The Big Money wants all the power it can get from being as wealthy as possible, since they must buy their politicians, which is becoming more expensive with each passing year. To them it is not than big, proportionally, but they must have enough under their thumbs to pass the legislation necessary to become a fascist state and have the military/police on their sides to keep order when the peasants do get pissed off enough to risk their lives to attack those controlling the economy.

joebhed's picture
Submitted by joebhed on

This is responsive to JoeF back to me (doesn't seem to be a 'reply' button there).
Joe, you are correct that this mis-defintion is the one used by MMT and "some", like RMM, in the monetary sovereignty world out there.
But it's just plain wrong.
I cite "The Legal Aspect of Money", by F.A. Mann, wherein the 'legal' actions of the sovereign are defined, being non-transferable, once a nation has advanced its money-system statutes (currency units and legal tender laws and practices.)
Also I cite the book titled "Monetary Sovereignty - The Politics of Central Banking in Western Europe" by Euro-economist Dr. John B. Goodman, wherein he describes the matter exactly as to the relationships that various European Union countries have advanced (????).
It is only perhaps OK, Joe, to postulate a non-truth because the limited MMT money-school USES its own errant definitions to advance its own errant conclusions ..... here that the sovereign can readily issue its own income.
Only by passing the Kucinich Bill could that happen.

The result is the spread of mis-information and misunderstandings, and ESPECIALLY, for me, wipes out the importance of sovereign monetary "autonomy" and 'independence' with regard to the advancement of public policy.

Some day, some one, of the MMT belief system, will turn around and look them square in the eye, and say, "hey, that's just not accurate", and demand accuracy.
Marc Lavoie did the former. We need more like his "Friendly critique of MMT".

I have run these truisms by RMM a dozen times ..... he doesn't care what these legal and monetary economic leaders have to say, he already has the title of his website, and he ain't gonna change.

Of course, the best source of information with regard to exactly what sovereign money is all about, and how to fix this crappy private-issuance system is what German Economist Dr. Joseph Huber has put together over at his website.

Thanks, Joe

letsgetitdone's picture
Submitted by letsgetitdone on

Thanks you, Joe. Sometimes I argue over definitions, when I think the arguments are important from a political point of view. I think I understand why you're arguing for the definition you think is "accurate." But definitions aren't accurate or inaccurate, though they are fallible and can be false if they distort the way the world is.

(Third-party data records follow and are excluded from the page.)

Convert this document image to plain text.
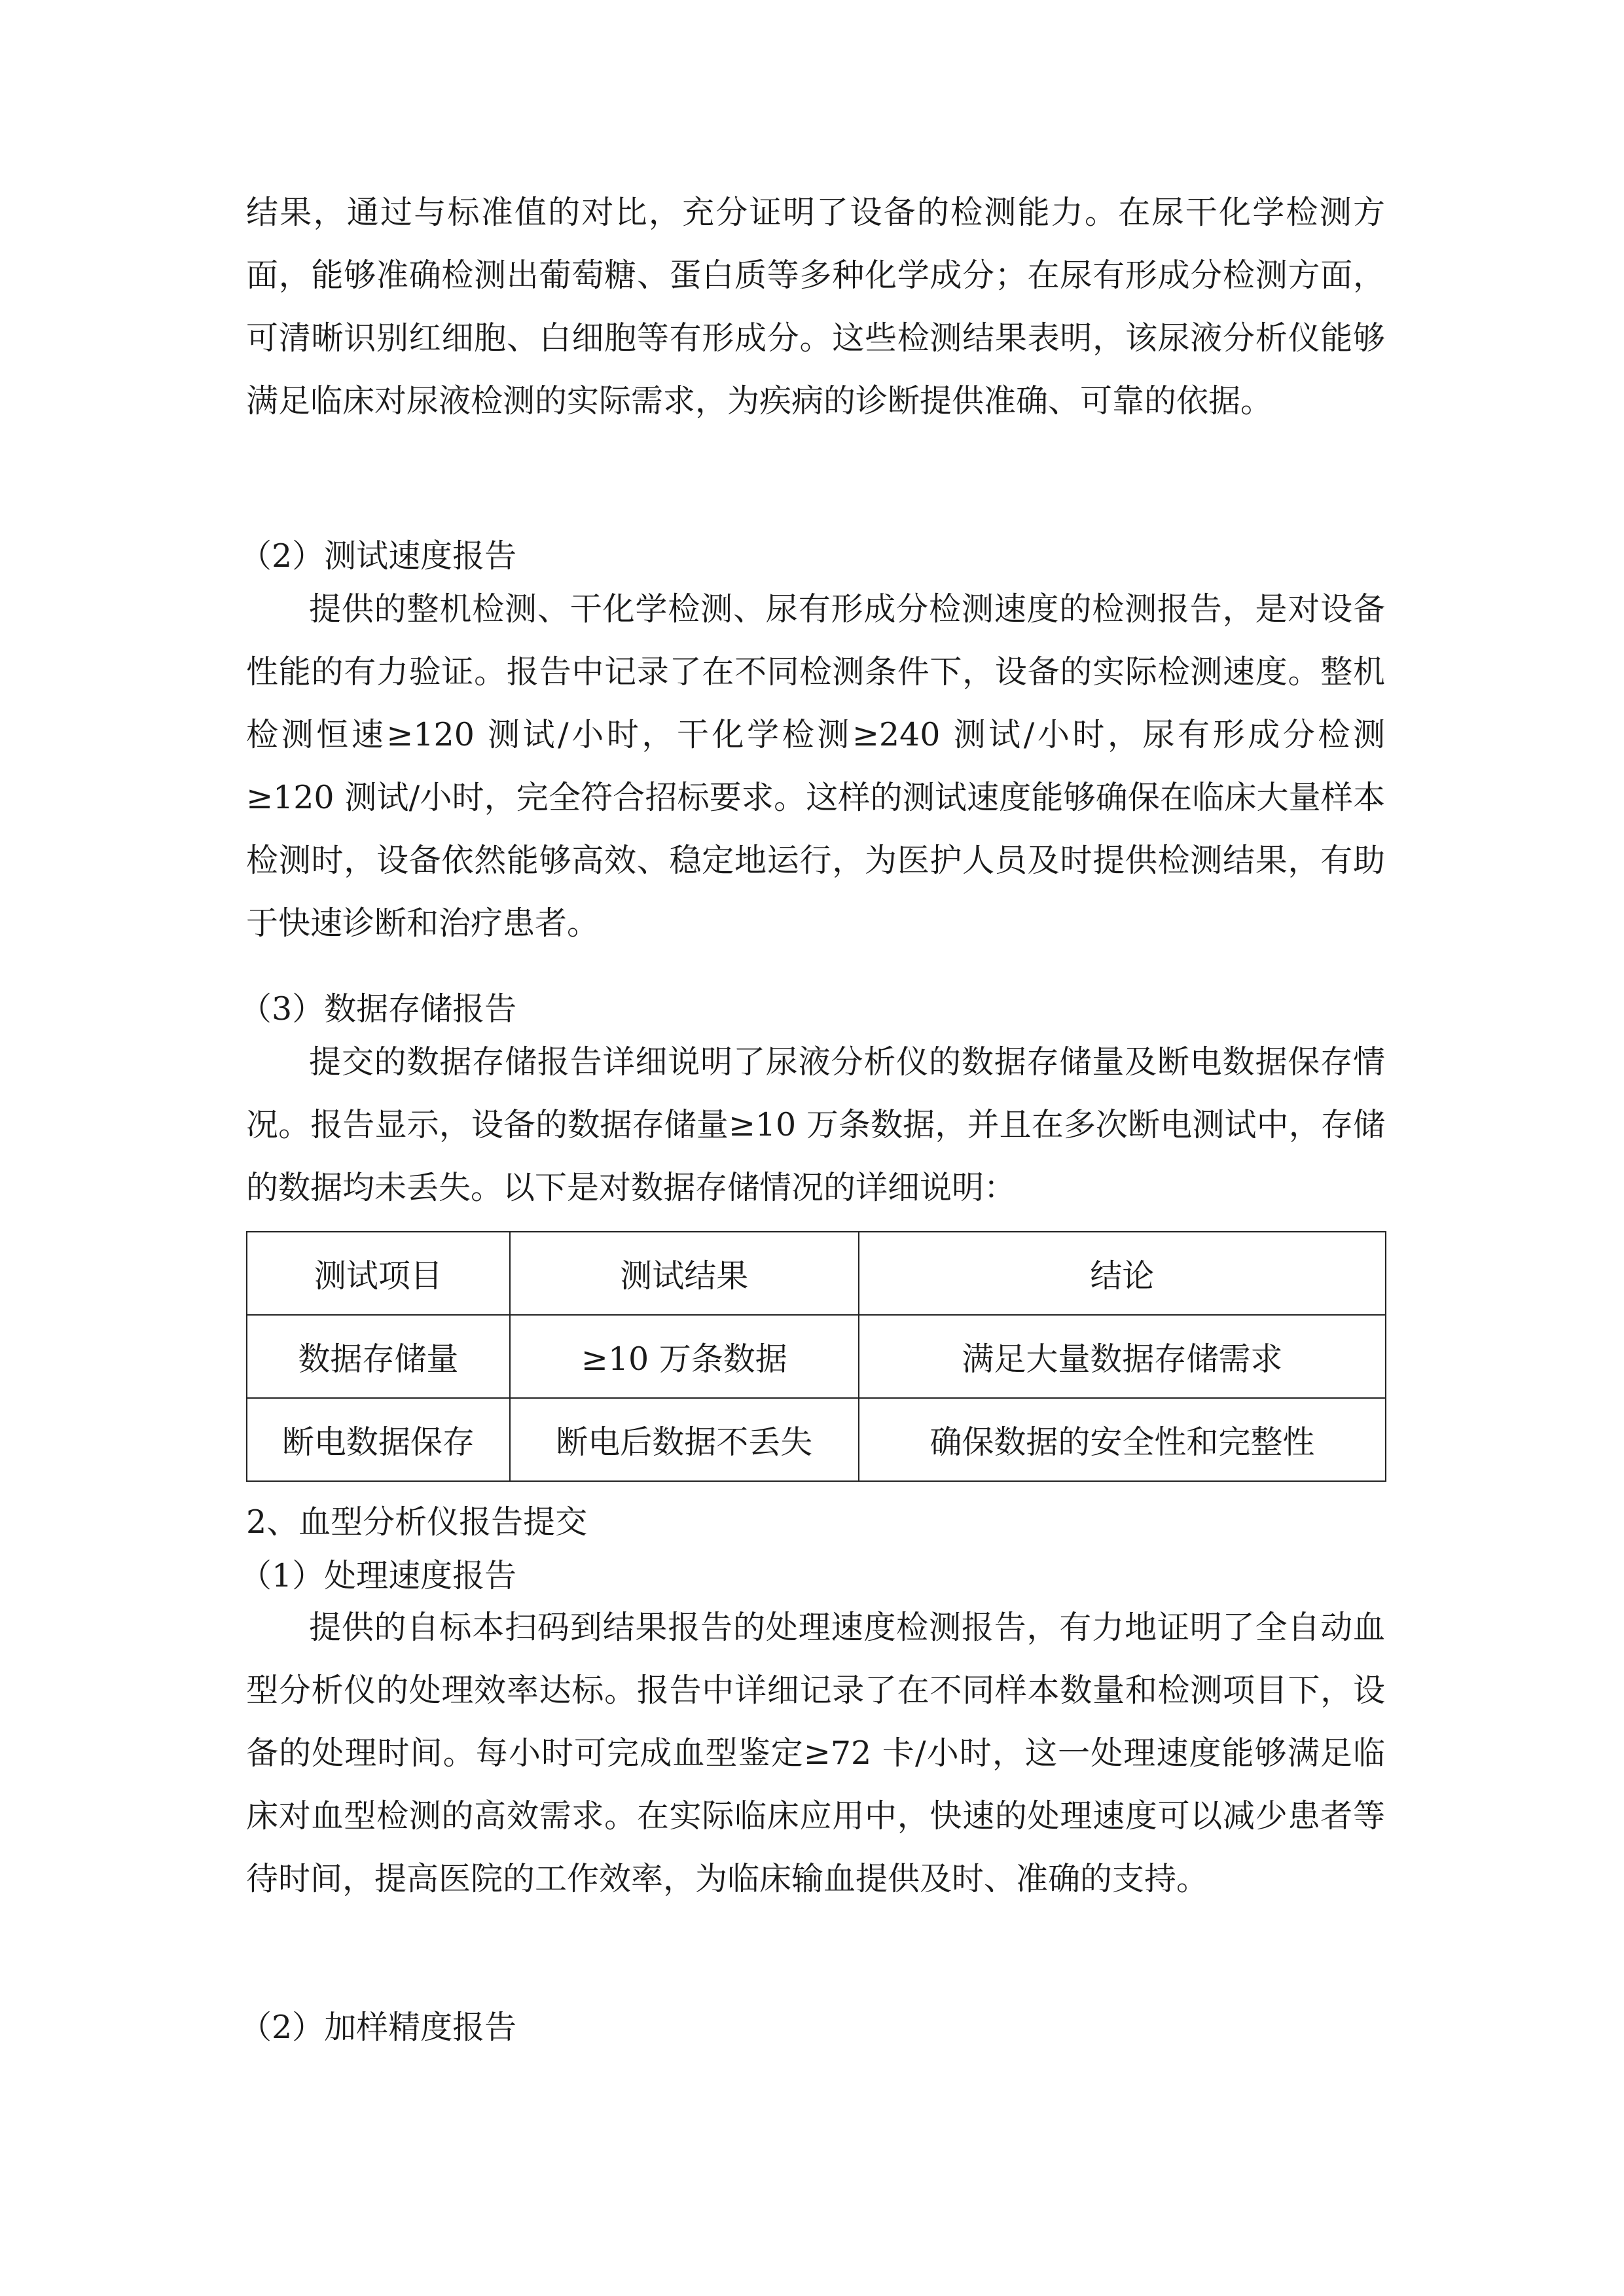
结果，通过与标准值的对比，充分证明了设备的检测能力。在尿干化学检测方面，能够准确检测出葡萄糖、蛋白质等多种化学成分；在尿有形成分检测方面，可清晰识别红细胞、白细胞等有形成分。这些检测结果表明，该尿液分析仪能够满足临床对尿液检测的实际需求，为疾病的诊断提供准确、可靠的依据。

（2）测试速度报告

提供的整机检测、干化学检测、尿有形成分检测速度的检测报告，是对设备性能的有力验证。报告中记录了在不同检测条件下，设备的实际检测速度。整机检测恒速≥120 测试/小时，干化学检测≥240 测试/小时，尿有形成分检测≥120 测试/小时，完全符合招标要求。这样的测试速度能够确保在临床大量样本检测时，设备依然能够高效、稳定地运行，为医护人员及时提供检测结果，有助于快速诊断和治疗患者。

（3）数据存储报告

提交的数据存储报告详细说明了尿液分析仪的数据存储量及断电数据保存情况。报告显示，设备的数据存储量≥10 万条数据，并且在多次断电测试中，存储的数据均未丢失。以下是对数据存储情况的详细说明：

测试项目	测试结果	结论
数据存储量	≥10 万条数据	满足大量数据存储需求
断电数据保存	断电后数据不丢失	确保数据的安全性和完整性

2、血型分析仪报告提交

（1）处理速度报告

提供的自标本扫码到结果报告的处理速度检测报告，有力地证明了全自动血型分析仪的处理效率达标。报告中详细记录了在不同样本数量和检测项目下，设备的处理时间。每小时可完成血型鉴定≥72 卡/小时，这一处理速度能够满足临床对血型检测的高效需求。在实际临床应用中，快速的处理速度可以减少患者等待时间，提高医院的工作效率，为临床输血提供及时、准确的支持。

（2）加样精度报告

In this case, however, the MMTers, me included are clear. MS = non-convertible fiat currency + floating exchange rate + no debts in any foreign currency. Then the statements they (we) make in relation to that definition do work and don't distort the world. So, from my point of view I don't have to call that monetary sovereignty, I can call it a case of a government using a sovereign fiat currency and distinguish two types within that category. Type 1 is a sovereign fiat currency system in which government institutions create all the money, while type 2 is a sovereign fiat system where in which private institutions authorized and regulated by the government create most of the money, but where the government has the legal means to create as much money as it wants to.

I argue that while there are important differences between these two types of sovereign fiat currency systems, neither one is subject to government insolvency. So, now we can forget about that and begin to discuss the differences between the two types.